Now taking 2 nd and 5 th fraction ,we get
\begin{align*}
& \frac{d q}{3 q+4 y}=\frac{d y}{-y} \\
\implies & \frac{d q}{d y}=-\frac{3 q+4 y}{y} \\
\implies & \frac{d q}{d y}+\frac{3}{y} q=-4
\end{align*}
Which is a linear equation in first order.
$
\therefore I . F=e^{\int \frac{3}{y} d y}=e^{3 \log y}=e^{\log y^{3}}=y^{3}
$.
Now, $ q y^{3}=\int(-4) y^{3} d y+b=-y^{4}+b$, where $b$ is a constant. This implies
$ q=-y+b/y^3 $.
Now putting the value of $p$ and $q$ in.
$\begin{array}{l}
d z=p d x+q d y \text { we get } d z=-x(a-x)dx+(b/y^3-y) dy \\
\Longrightarrow z=-(a-x)^2/2-b/(2y^2)-y^2/2+d
\end{array}
$,
where $d$ is a integration constant.
This solution is different from the solution what was given.

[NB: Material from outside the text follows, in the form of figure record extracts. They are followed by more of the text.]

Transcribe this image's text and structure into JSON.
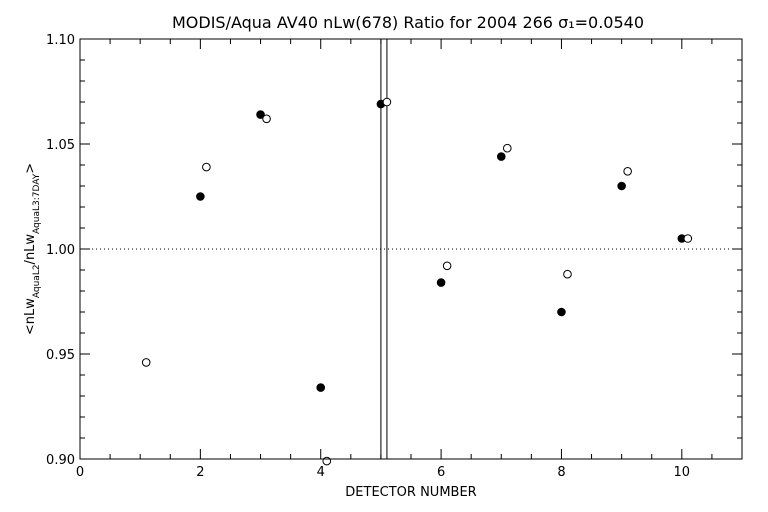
{
  "chart_data": {
    "type": "scatter",
    "title": "MODIS/Aqua AV40 nLw(678) Ratio for 2004 266 σ₁=0.0540",
    "xlabel": "DETECTOR NUMBER",
    "ylabel": "<nLw_AquaL2/nLw_AquaL3:7DAY>",
    "ylabel_parts": {
      "open": "<nLw",
      "sub1": "AquaL2",
      "mid": "/nLw",
      "sub2": "AquaL3:7DAY",
      "close": ">"
    },
    "xlim": [
      0,
      11
    ],
    "ylim": [
      0.9,
      1.1
    ],
    "x_ticks": [
      "0",
      "2",
      "4",
      "6",
      "8",
      "10"
    ],
    "y_ticks": [
      "0.90",
      "0.95",
      "1.00",
      "1.05",
      "1.10"
    ],
    "reference_line_y": 1.0,
    "vertical_lines_x": [
      5.0,
      5.1
    ],
    "series": [
      {
        "marker": "filled-circle",
        "x": [
          2,
          3,
          4,
          5,
          6,
          7,
          8,
          9,
          10
        ],
        "y": [
          1.025,
          1.064,
          0.934,
          1.069,
          0.984,
          1.044,
          0.97,
          1.03,
          1.005
        ]
      },
      {
        "marker": "open-circle",
        "x": [
          1.1,
          2.1,
          3.1,
          4.1,
          5.1,
          6.1,
          7.1,
          8.1,
          9.1,
          10.1
        ],
        "y": [
          0.946,
          1.039,
          1.062,
          0.899,
          1.07,
          0.992,
          1.048,
          0.988,
          1.037,
          1.005
        ]
      }
    ]
  }
}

How can I prove the result?
Best Answer
$$2z+p^2+qy+2y^2=0 \tag 1$$ You found :
$$z=-\frac12(a-x)^2-\frac{b}{2y^2}-\frac12 y^2+d \tag 2$$ In order to check your result, put your result (2) into equation (1) :
$p=a-x$
$q=\frac{b}{y^3}$
$$2\left(-\frac12(a-x)^2-\frac{b}{2y^2}-\frac12 y^2+d\right)+(a-x)^2+\frac{b}{y^3}y+2y^2=2d$$ This is not $=0$. So your result is false in general (except if $d=0$ ). Thus $$z=-\frac12(a-x)^2-\frac{b}{2y^2}-\frac12 y^2 \tag 3$$ $2z=-(a-x)^2-\frac{b}{y^2}-y^2$
$2z+(a-x)^2+y^2=\frac{-b}{y^2}$
$y^2[(x-a)^2+y^2+2z]=-b$
$b$ is an arbitrary constant. You can change it into any other constant. Thus you can change $-b$ into $b$ : $$y^2[(x-a)^2+y^2+2z]=b \tag 4$$ Your solution (2) with $d=0$ is the expected solution.